Muitas vezes, frente a problemas e desafios, ou nos conformamos com o problema ou, como aquele homem, nos acomodamos na solução. A perseverança do homem foi recompensada pela cura, mas ela veio não de onde ele estava esperando. A corrida pelo mergulho parecia ser a única solução possível. O costume e a vontade de ser curado o impediam de ver novas possibilidades, novas opções de cura. Jesus estava ao seu lado mas até aquele momento representava só alguém que poderia ouvir suas justificativas e talvez amenizar sua frustração ou sentimento de culpa por não ser capaz de resolver seu problema. Foi preciso que Jesus o trouxesse ao foco novamente: o que você quer? Ser o primeiro a alcançar a água ou ser curado? Por costume ou tradição muitas vezes nos prendemos mais ao método do que à solução efetiva do problema. Jesus nos chama de volta ao ponto central: o que você realmente precisa? Qual é na realidade o problema que precisa ser resolvido? Se ficarmos congelados nas expectativas tradicionais podemos perder a perspectiva de solução, que pode estar ao nosso lado, ou ao nosso alcance, mas não percebemos. Muitas vezes nos recusamos a aceitar a solução porque ela não vem de onde pensávamos que deveria vir. Nossas expectativas nos cegam em relação às perspectivas reais que se nos apresentam. Para que sejamos trazidos de volta à questão principal precisamos apenas responder: queremos ser curados? Essa é a pergunta e a resposta importantes.

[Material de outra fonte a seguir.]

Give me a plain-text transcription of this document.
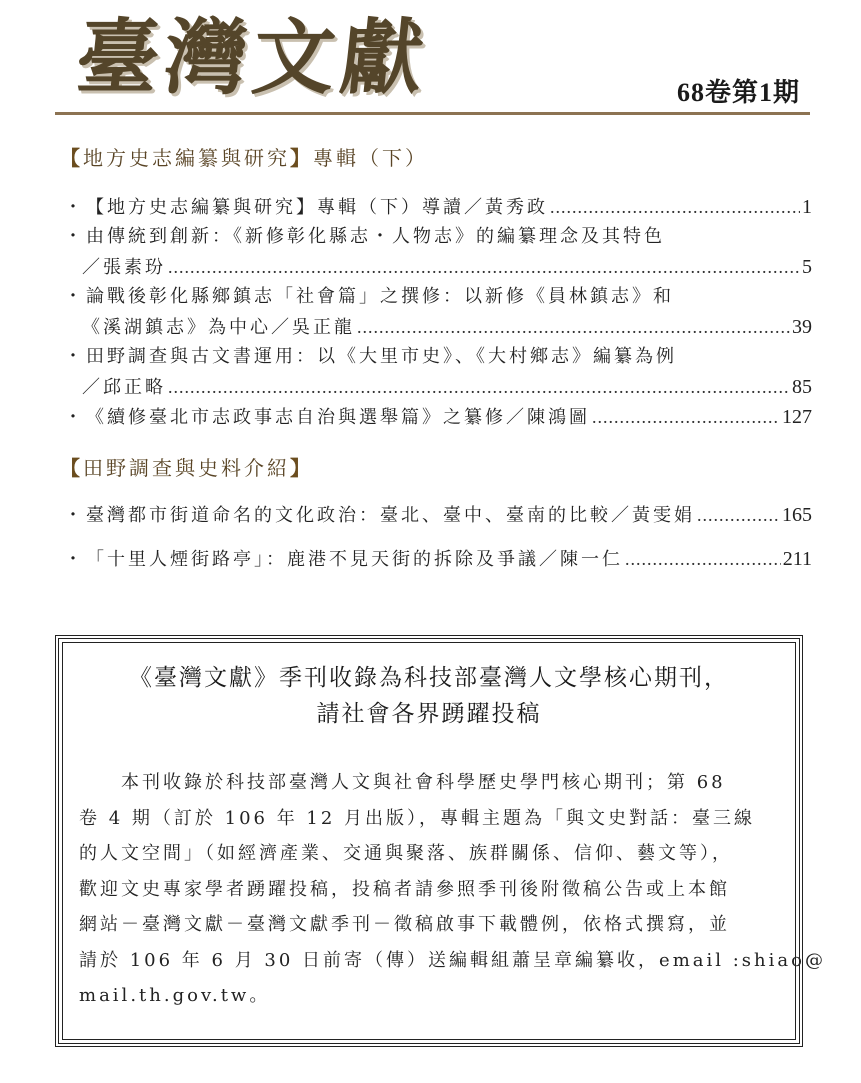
臺灣文獻	68卷第1期
【地方史志編纂與研究】專輯（下）
・ 【地方史志編纂與研究】專輯（下）導讀／黃秀政 .....	1
・ 由傳統到創新：《新修彰化縣志・人物志》的編纂理念及其特色
／張素玢 .....	5
・ 論戰後彰化縣鄉鎮志「社會篇」之撰修：以新修《員林鎮志》和
《溪湖鎮志》為中心／吳正龍 .....	39
・ 田野調查與古文書運用：以《大里市史》、《大村鄉志》編纂為例
／邱正略 .....	85
・ 《續修臺北市志政事志自治與選舉篇》之纂修／陳鴻圖 .....	127
【田野調查與史料介紹】
・ 臺灣都市街道命名的文化政治：臺北、臺中、臺南的比較／黃雯娟 .....	165
・ 「十里人煙街路亭」：鹿港不見天街的拆除及爭議／陳一仁 .....	211
《臺灣文獻》季刊收錄為科技部臺灣人文學核心期刊，
請社會各界踴躍投稿
　　本刊收錄於科技部臺灣人文與社會科學歷史學門核心期刊；第 68
卷 4 期（訂於 106 年 12 月出版），專輯主題為「與文史對話：臺三線
的人文空間」（如經濟產業、交通與聚落、族群關係、信仰、藝文等），
歡迎文史專家學者踴躍投稿，投稿者請參照季刊後附徵稿公告或上本館
網站－臺灣文獻－臺灣文獻季刊－徵稿啟事下載體例，依格式撰寫，並
請於 106 年 6 月 30 日前寄（傳）送編輯組蕭呈章編纂收，email :shiao@
mail.th.gov.tw。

O outro lado da questão diz respeito à nossa disponibilidade. Jesus sentiu a necessidade do homem e o curou. Não pediu sua adesão, que o seguisse, que deixasse aquele lugar, nem mesmo se identificou no primeiro momento. Quando a oportunidade de fazer o bem se nos apresenta, estamos sempre disponíveis para agir? Somos desprendidos para simplesmente atendermos às necessidades daqueles que nos demandam, ou preconceitos e diferenças entre os valores dos envolvidos nos impedem ou bloqueiam nossa ação? Dispomo-nos incondicionalmente aos outros, ou somos levados por segundas intenções, aguardando, mesmo que inconscientemente, recompensas, reconhecimento ou adesão?

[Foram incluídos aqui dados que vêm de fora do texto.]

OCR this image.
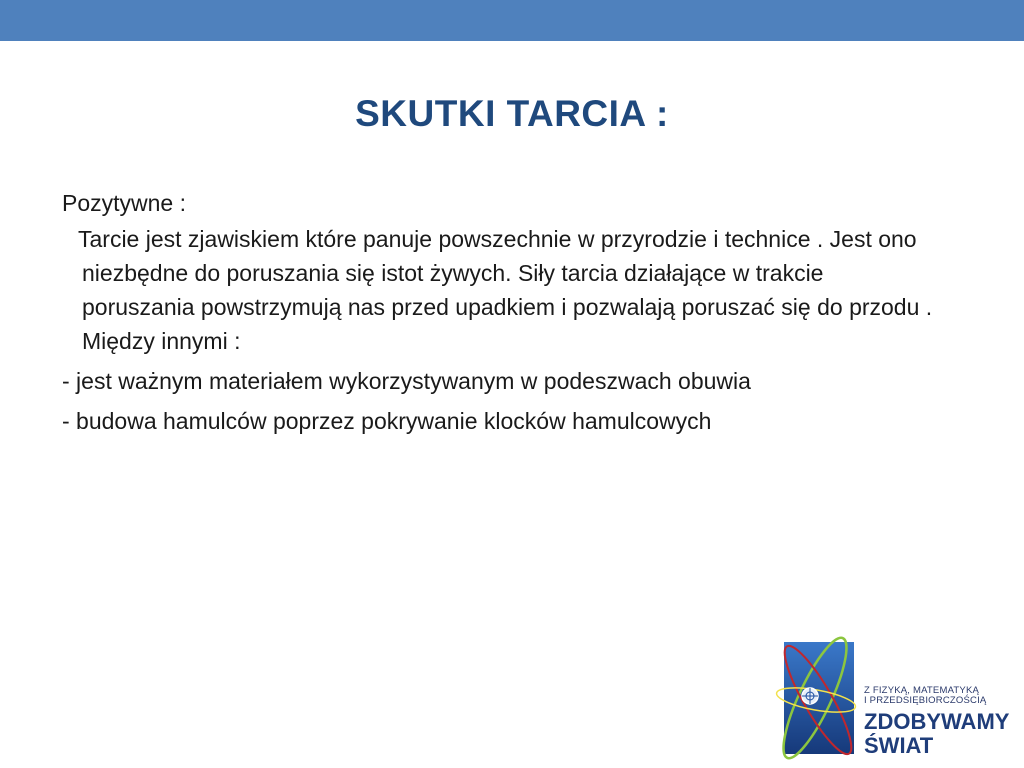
SKUTKI TARCIA :

Pozytywne :

Tarcie jest zjawiskiem które panuje powszechnie w przyrodzie i technice . Jest ono niezbędne do poruszania się istot żywych. Siły tarcia działające w trakcie poruszania powstrzymują nas przed upadkiem i pozwalają poruszać się do przodu . Między innymi :

- jest ważnym materiałem wykorzystywanym w podeszwach obuwia

- budowa hamulców poprzez pokrywanie klocków hamulcowych

Z FIZYKĄ, MATEMATYKĄ
I PRZEDSIĘBIORCZOŚCIĄ
ZDOBYWAMY
ŚWIAT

Assim como Jesus trouxe perspectiva à expectativa daquele enfermo, também nos desafia a termos a sabedoria para discernirmos, frente a cada situação, qual a melhor maneira de sermos o sinal da presença do Reino em nosso meio.
Quer estejamos buscando alívio às nossas angústias, quer estejamos nos dispondo a oferecermos o alívio para as angústias de outros, não deixemos que as nossas expectativas ceguem as perspectivas que Deus coloca ao nosso lado.